Le ver est dans les réserves de Macky
Réformes Régime parlementaire, cumul chef d’Etat-chef de parti

Le camp présidentiel ne se sent pas rassuré par la sortie du président de la Cnri. Des jeunes aux aînés de l’Alliance pour la République (Apr), on ne rit plus. Certains pensent que le chef de l’Etat semble se perdre dans les missions qu’il a confiées à l’équipe de Mbow. Mais il y a autre chose : Macky Sall ne voudrait pas qu’on le mette devant le fait accompli.
Pourquoi tout ce tollé autour des «réformateurs» ? C’est qu’il y a eu dans la communication de la Cnri un ton quelque peu rigoureux qui augure des réformes en profondeur qui pourraient aller au-delà de ce que le Président Sall souhaite. Y compris les réserves sur certaines questions chères aux Assises nationales dont Mbow et Cie doivent s’inspirer, tout comme le Yoonu yokkuté.
Amadou Makhtar Mbow avait soutenu lors de la première sortie de la Cnri : «Ils (les pouvoirs exécutif et législatif) sont caractérisés par la prédominance d’un président de la République qui peut décider de tout, sans que sa responsabilité ne soit réellement engagée par les décisions qu’il prend ou les actes qu’il accomplit».
«Il (le Parlement) n’exerce pas toutes ses prérogatives dans le vote des lois et dans le contrôle efficient de l’action du gouvernement. Il se borne généralement à un soutien inconditionnel à celui-ci.» «Il (le pouvoir judiciaire) est trop instrumentalisé par (l’Exécutif). Il n’assume pas toujours ses missions dans l’impartialité, l’équité et l’indépendance.»
Un diagnostic jugé «sévère», le même d’ailleurs qui avait prévalu pour les Assises nationales, qui fait peur aux Apéristes. Les hommes du Président soupçonnent en effet, que «Docteur» Mbow veut proposer une forte dose de thérapie institutionnelle qui réduirait les pouvoirs du chef de l’Etat.
Mbow propose, Macky dispose
Le coordonnateur de la Convergence des jeunes républicains (Cojer), Abdou Mbow, avertissait lors de l’anniversaire du M23 : «Notre parti a été clair dès le début. Nous ne sommes pas d’accord pour un régime parlementaire mais non plus pour la démission du président de la République de la tête de son parti et nous serons intraitables sur cette question (…)
Nous demandons à la Commission du Pr Amadou Mahtar Mbow de ne pas oublier qu’en signant la charte des Assises, le président de la République avait fait des réserves notamment sur le régime parlementaire. (…) Aujourd’hui, le constat est que la Cnri est en train de faire des consultations citoyennes, nous ne voulons pas qu’elle dévoie son vrai rôle.»
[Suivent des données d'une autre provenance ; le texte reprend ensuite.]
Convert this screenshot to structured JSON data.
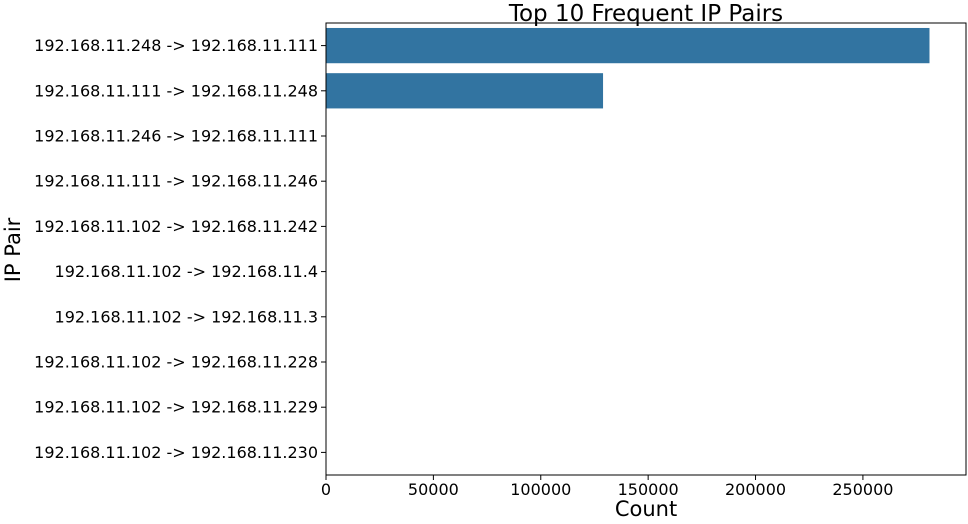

Son aîné et ministre-conseiller auprès du Président, Mahmout Saleh, en tournée dans le Nord du pays, d’ajouter : «Elle (la Cnri) doit revenir à la raison et se limiter à sa mission. Mais ne pas essayer de revenir sur des débats clôturés il y a longtemps.»
Quelles sont ces missions que l’Apr fixe à la commission des réformes ? Le fait est que Amadou Makhtar Mbow a eu l’onction du président de la République qui l’a choisi pour ces réformes institutionnelles, mais aussi qui lui a demandé de «s’appuyer» sur le programme Yoonu yokkuté et de «s’inspirer fortement des conclusions des Assises nationales et, en particulier, de la Charte de gouvernance démocratique qu’il avait signée et qu’il s’était engagé à mettre en œuvre, s’il était élu».
Encore que, s’agissant des réserves présidentielles sur certaines questions, la Cnri ne peut aller au-delà de ce que lui demande le chef de l’Etat : proposer. Et pas plus. La commission propose, le Président dispose.
La hantise de Macky
Mbow en est d’autant plus conscient qu’il l’a déjà dit. «Nous n’avons aucune garantie (quant à l’application des propositions de la commission). Nous faisons un travail et nous le remettons à qui de droit. C’est la seule chose que je peux vous dire», avait-il précisé. Au-delà des récriminations des responsables de l’Apr, c’est le Président Sall qui ne veut pas subir les conséquences de la non-application d’éventuelles propositions, même «consolidantes», qui pourraient le mettre en mal avec l’opinion.
Si Mbow et sa commission incluent le régime parlementaire, le non-cumul des fonctions de chef de l’Etat et chef de parti dans leurs conclusions, il va sans dire que Macky Sall aura du mal à justifier leur non- application. Et le Président de la Cnri a semblé d’emblée dégager ses responsabilités en déclarant : «(…) En tout cas, le Peuple est là et il saura ce que nous avons fait et que nous l’avons remis à qui de droit pour en tirer les enseignements qu’il faut.»